Joint Press Release, Wageningen UR and Dutch Beekeepers Association (NBV), 14 April 2014
Last winter, beekeepers generally lost fewer bee colonies than in the years before. The national mortality percentage has been established at 9.2%. This is the outcome of a telephone survey among beekeepers carried out by the Dutch Beekeepers Association (NBV) and Wageningen University & Research centre (UR) on Tuesday 8 April.
Winter mortality of bee colonies has been alarmingly high for years. In some winters one in four colonies did not survive. The survey after the winter of 2012-2013 showed that mortality had decreased to about 13%. “These results are encouraging but it is too early to consider this as a trend”, says Bram Cornelissen of Wageningen UR.
The survey was held among members of the NBV, with over 6000 members the largest beekeepers association in the Netherlands. Members of the General Dutch Beekeepers Association (ANI) were involved in this survey as well. Together these two associations represent about 90% of the beekeepers.

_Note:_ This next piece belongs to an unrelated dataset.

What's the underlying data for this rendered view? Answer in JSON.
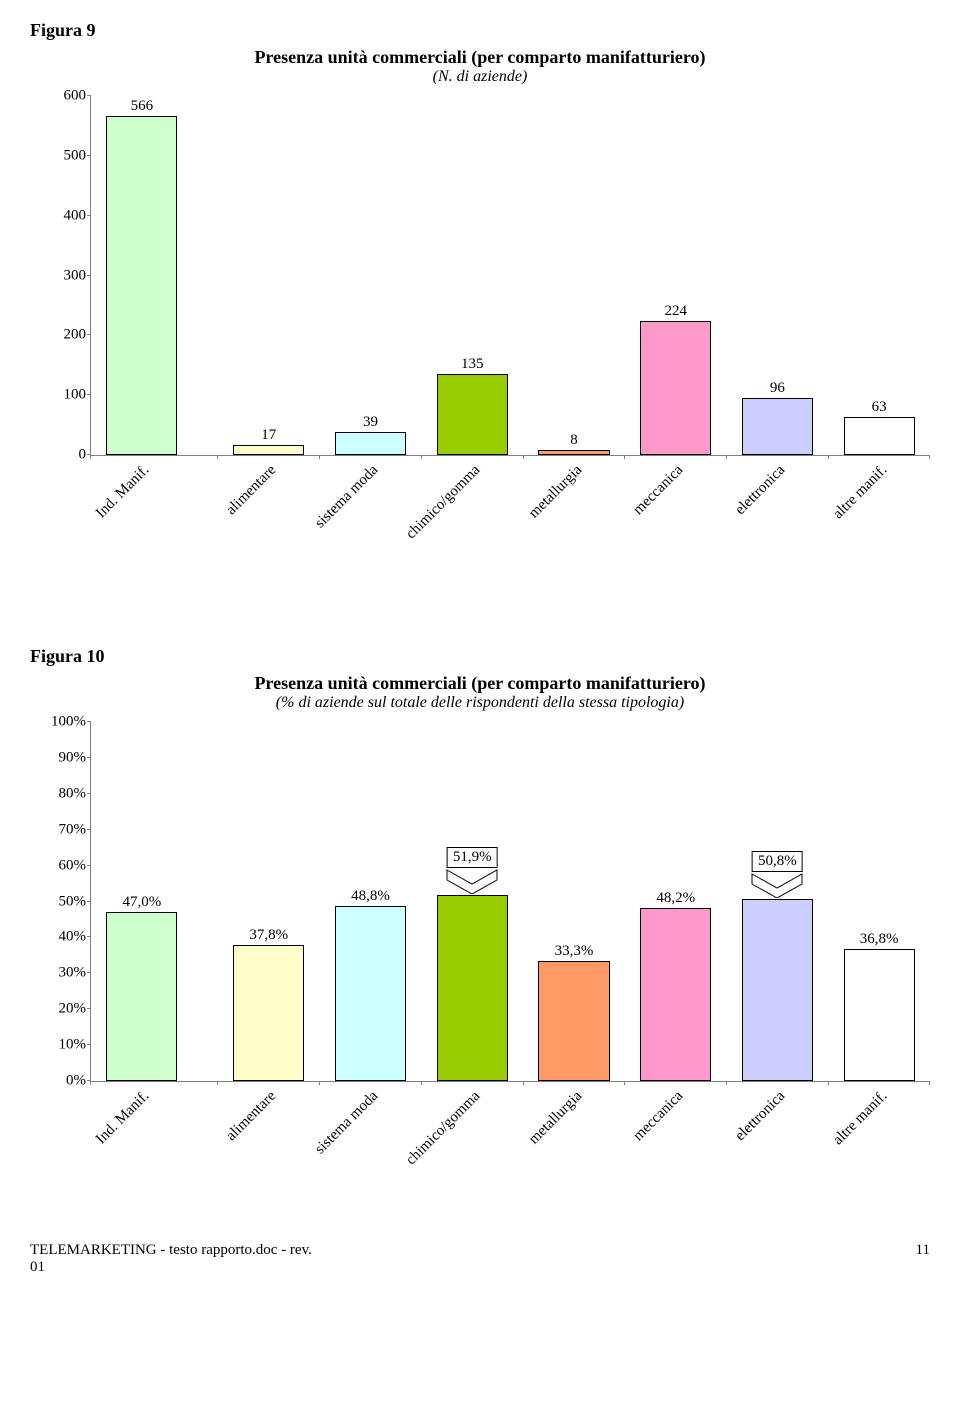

To establish the winter mortality percentage the telephone panel asked beekeepers how they – in autumn – had prepared the colonies for winter and how many of these colonies were still alive at the start of spring. A total of 210 randomly selected beekeepers from the membership files were asked for the mortality of the bee populations over the last winter, from which a winter mortality of 9.2% (confidence interval 95%: 7.2% – 11.7%) was calculated; 69% of the respondents indicated to have had no colony mortality.
At this moment it is still unknown why winter mortality over the last two years was lower than in the years before. Although the mild winter is suggested as possible explanation, this is not plausible because the severe winter of 2012-2013 also showed a relatively low mortality rate.
This year’s low winter mortality does not mean that the end of the mortality problems of bees is near. Bee mortality received a lot of attention over recent years. The beekeepers themselves are playing a major part with good preparation of bee colonies for winter. This may now be bearing fruit. Favorable environmental conditions, however, are equally important for a healthy bee population.